Demystifying machine learning part 2: Supervised, Unsupervised, and Reinforcement Learning

Machine Learning   |   
Published February 15, 2016   |   

In the first blog post of this series, we introduced the topic of machine learning and discussed why there is a lot of excitement around the topic. In this blog post, we explore different types of machine learning.

Let’s start with a simple example that everyone can relate to. You want to teach a three-year-old some basic discipline of keeping their toys in the right place. The room is full of interlocking blocks and soft toys. There are two boxes – one for blocks and another larger one for soft toys. You want to train the kid to put the right toy in the right box.

You start by showing a block and then placing the block in the block box; similarly, you pick up a soft toy and then place it in the toy box. With a couple of iterations, the child learns what is a ‘block’ and which box it should go into and which is a ‘soft toy’ and the designated box for the soft toy.

This type of learning is called Supervised learning. It is a type of machine learning, where one guides the system by tagging the output. For example, a supervised machine learning system that can learn which emails are ‘spam’ and which are ‘not spam’ will have its input data tagged with this classification to help the machine learning system learns the characteristics or parameters of the  ‘spam’ email and distinguish it from those of ‘not spam’ emails. Just as the three-year-old learns the difference between a ‘block’ and a ‘soft toy’, the supervised machine learning system learns which email is ‘spam’ and which is ‘not spam’. Techniques such as linear or logistic regressions and decision tree classification fall under this category of learning.

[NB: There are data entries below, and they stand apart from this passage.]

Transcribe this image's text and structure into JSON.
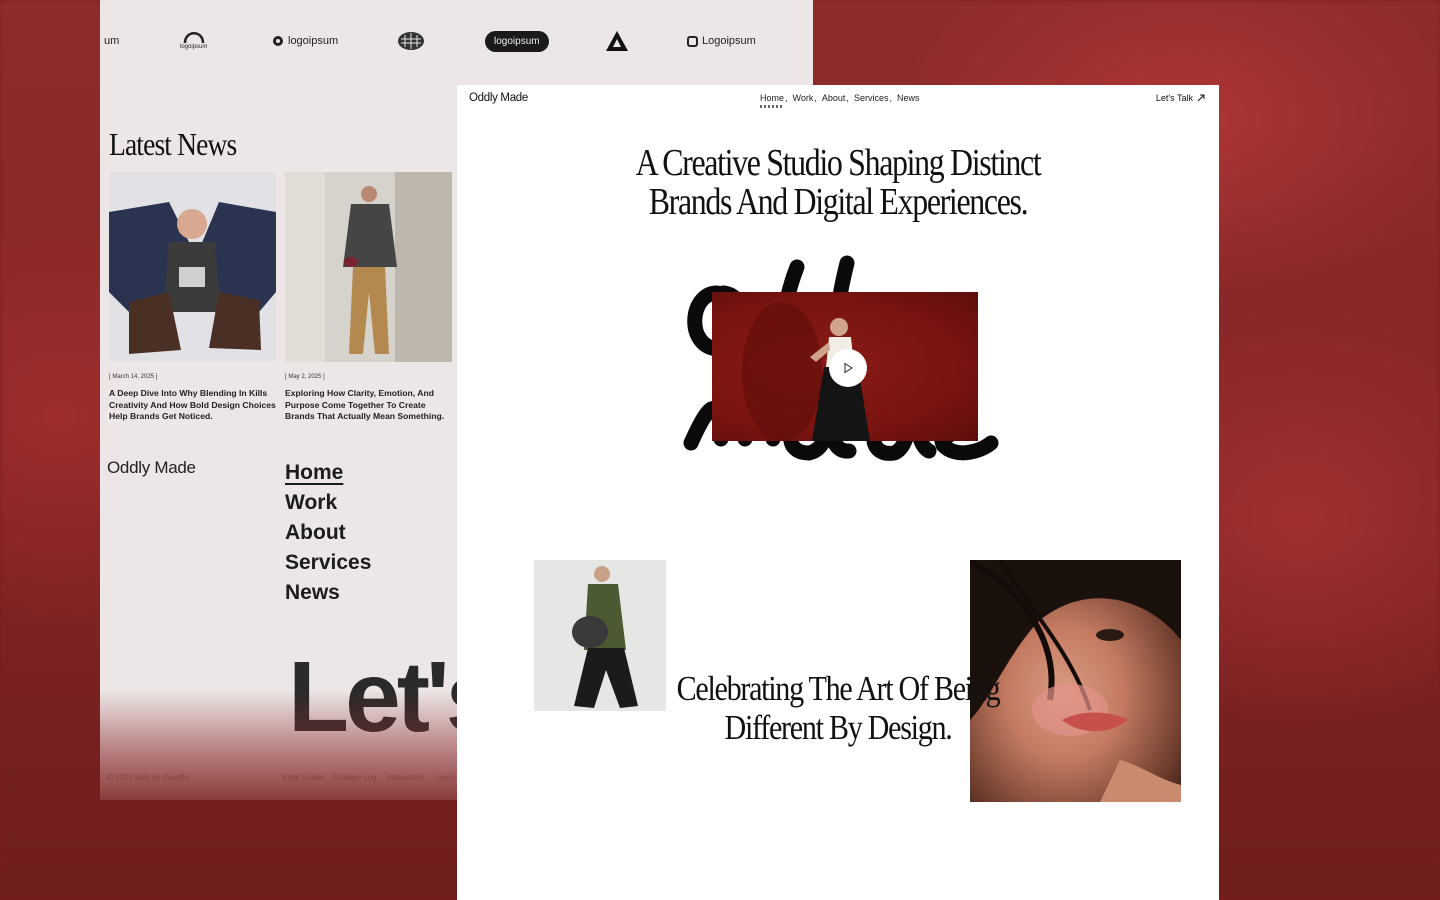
{
  "logo_strip": [
    {
      "name": "logoipsum-partial-logo",
      "text": "um"
    },
    {
      "name": "logoipsum-arch-logo",
      "text": "logoipsum"
    },
    {
      "name": "logoipsum-gear-logo",
      "text": "logoipsum"
    },
    {
      "name": "logoipsum-circle-logo",
      "text": ""
    },
    {
      "name": "logoipsum-pill-logo",
      "text": "logoipsum"
    },
    {
      "name": "logoipsum-triangle-logo",
      "text": ""
    },
    {
      "name": "logoipsum-square-logo",
      "text": "Logoipsum"
    }
  ],
  "latest_news": {
    "title": "Latest News",
    "articles": [
      {
        "date": "[ March 14, 2025 ]",
        "title": "A Deep Dive Into Why Blending In Kills Creativity And How Bold Design Choices Help Brands Get Noticed."
      },
      {
        "date": "[ May 2, 2025 ]",
        "title": "Exploring How Clarity, Emotion, And Purpose Come Together To Create Brands That Actually Mean Something."
      }
    ]
  },
  "footer": {
    "brand": "Oddly Made",
    "nav": [
      "Home",
      "Work",
      "About",
      "Services",
      "News"
    ],
    "cta_big": "Let's",
    "copyright": "© 2025 built by Pixelflix",
    "links": [
      "Style Guide",
      "Change Log",
      "Instruction",
      "Licen"
    ]
  },
  "header": {
    "brand": "Oddly Made",
    "nav": [
      {
        "label": "Home",
        "sep": ","
      },
      {
        "label": "Work",
        "sep": ","
      },
      {
        "label": "About",
        "sep": ","
      },
      {
        "label": "Services",
        "sep": ","
      },
      {
        "label": "News",
        "sep": ""
      }
    ],
    "cta": "Let's Talk",
    "cta_icon": "arrow-up-right-icon"
  },
  "hero": {
    "title_line1": "A Creative Studio Shaping Distinct",
    "title_line2": "Brands And Digital Experiences.",
    "play_icon": "play-icon"
  },
  "section": {
    "tagline_line1": "Celebrating The Art Of Being",
    "tagline_line2": "Different By Design."
  },
  "colors": {
    "accent_red": "#7a1410",
    "page_bg": "#ede6e6",
    "text": "#111111"
  }
}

Now let’s say that you want to test how smart the three-year-old is and you ask it to sort the blocks into different piles. The child has not got any ‘clue’ from you but it recognizes the different shapes of the blocks. It picks up all square blocks and creates a pile, all rectangle blocks into another pile and so on. The child can also sort the blocks based on the color or even a combination of shape and color. We call this type of ‘unaided’ learning as unsupervised learning.

un supervised learning

Unsupervised learning is a somewhat harder form of machine learning. In this type of learning the input data is not ‘tagged’ requiring the system to infer the naturally occurring boundaries or classifications. A good example of this is when you have a large amount of survey data and you want the learning system to determine segments of consumers based on their socio-demographic or behavioral characteristics. Techniques such as clustering or dimension reduction are types of unsupervised learning techniques that can take raw data and form groups based on certain characteristics of the data.

Now instead of telling the child which toy to put in which box, you reward the child with a ‘big hug’ when it makes the right choice and make a ‘sad face’ when it makes the wrong action (e.g., block in a soft toy box or soft toy in the block box). Very quickly after a few iterations, the child learns which toys need to go into which box – this is called Reinforcement Learning. Dynamic systems that can take an action in the real world and measure the outcome to correct its future behavior often exhibit this type of learning. Control theoretic techniques and Markov decision processes are types of reinforcement learning.

Based on your problem domain and the availability of data do you know which type of machine learning system you want to build? What are some of the challenges you face in implementing each these types of learning systems?